According to Igbo (1999), “Malpractices in the insurance industry cannot be quantified with any degree of accuracy”. This is basically because of the chain of reaction that is triggered off by even the smallest degree of allegation of malpractice perpetuated in the insurance industry, the sources notwithstanding.
As a result, the public have developed a poor and disarted accounting for insurance claims based on the fact that they (insurers) most often do not respond to genuine claims. Moreover, the insurers or the insurance industry delay in making payments and even refuse or repudiate liability in the occurrence of the insured risks. There has been incessant conflicts resulting from non-payment or compensation of the parties concerned by the insurance industry.
However, the different methods of perpetuating the ‘act’ differ in scope and dimension, and have had a negative effect on the image of the insurance industry. The overall effect is that the greater part of the public have lost confidence in insurance industry as regards to insuring their lives and properties. Secondly, the public is denied of new companies that give rise to employment. Thirdly, the shareholders of insurance industry will not benefit from their investments. Moreover, the claims of the insured are rather not settled at all, while the profit of the industry is consequently affected. And at the end, the economy as a whole suffers.
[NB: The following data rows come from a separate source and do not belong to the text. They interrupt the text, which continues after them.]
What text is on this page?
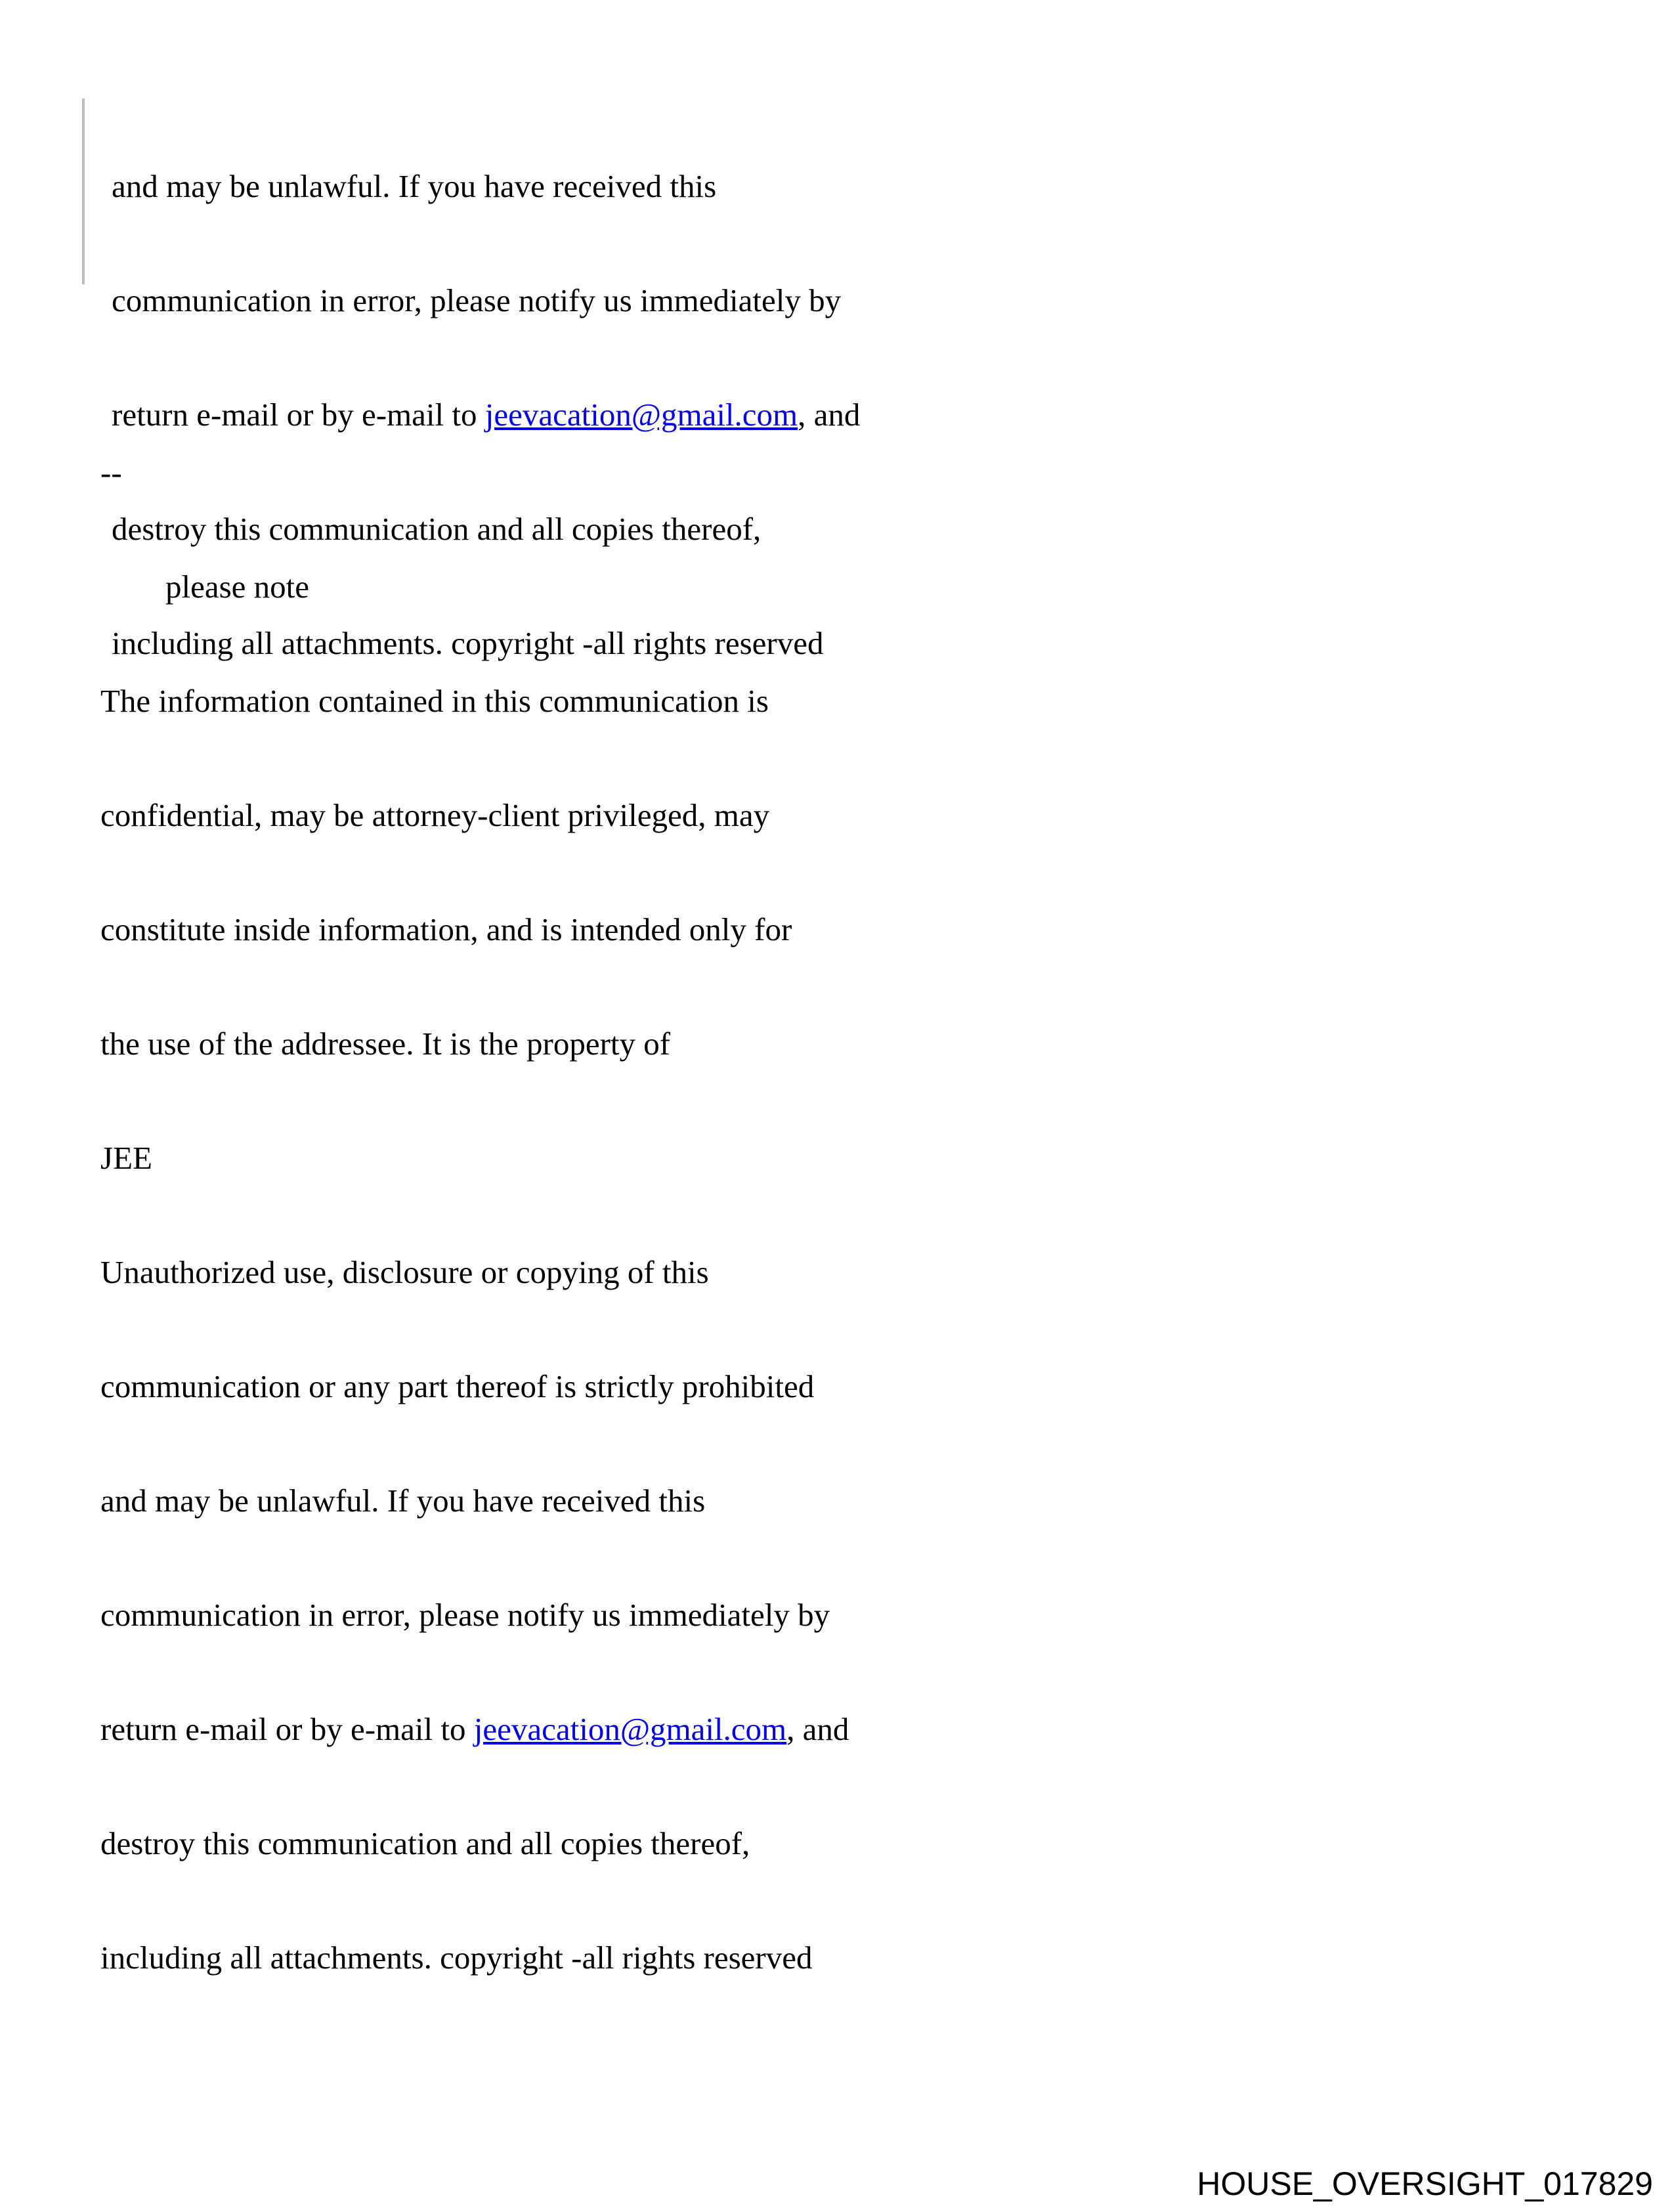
and may be unlawful. If you have received this

communication in error, please notify us immediately by

return e-mail or by e-mail to jeevacation@gmail.com, and

destroy this communication and all copies thereof,

including all attachments. copyright -all rights reserved

--

please note

The information contained in this communication is

confidential, may be attorney-client privileged, may

constitute inside information, and is intended only for

the use of the addressee. It is the property of

JEE

Unauthorized use, disclosure or copying of this

communication or any part thereof is strictly prohibited

and may be unlawful. If you have received this

communication in error, please notify us immediately by

return e-mail or by e-mail to jeevacation@gmail.com, and

destroy this communication and all copies thereof,

including all attachments. copyright -all rights reserved

HOUSE_OVERSIGHT_017829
1.2     STATEMENT OF THE PROBLEM
The problem of the insurance industry res solely on clams administration and settlement; from the data of occurrence of a claim to the date it is issued for settlement. Many reasons have been advocated for this default which has culminated into several allegations of malpractice by the industry from the public, some of these reasons are the inability of the policy holder to comply with the policy condition by not notifying the insurer on the occurrence of the insured risk in the policy form. This is assumed to be as a result of inadequate enlightenment on the scope, functions and limitation of the insurance industry as well as the basic rules that govern their transactions.
Other reasons include lack of termed, educated and honest agents, brokers and loss adjusters. The insurance due to their seeming fraudulent nature, appears to intentionally repudiate liability because of minor breach of contact that need no disclosure. Section 20 of the Nigerian Marine Insurance Act 1961 states, “Every circumstance is material which would influence the judgment of a prudent insurer in fixing the premium or determining whether he will have the risk”.
 The allegations of the insurer against the insured ranges from the breach of utmost good faith to forging of documents to facilitate claims demand, the insurance of non-existent subject matter and double insurance. The insured on their own parts claim that the inadequate practices indulge by the insurers such as concealment of some basic facts necessary for one to enter a contact, delay in claim settlement and alteration of premium rates.
It is in the light of the forging that the researcher wish to inquire into the allegations of malpractice in the industry. And to find out the causes, consequences and cure of malpractices as alleged to the industry.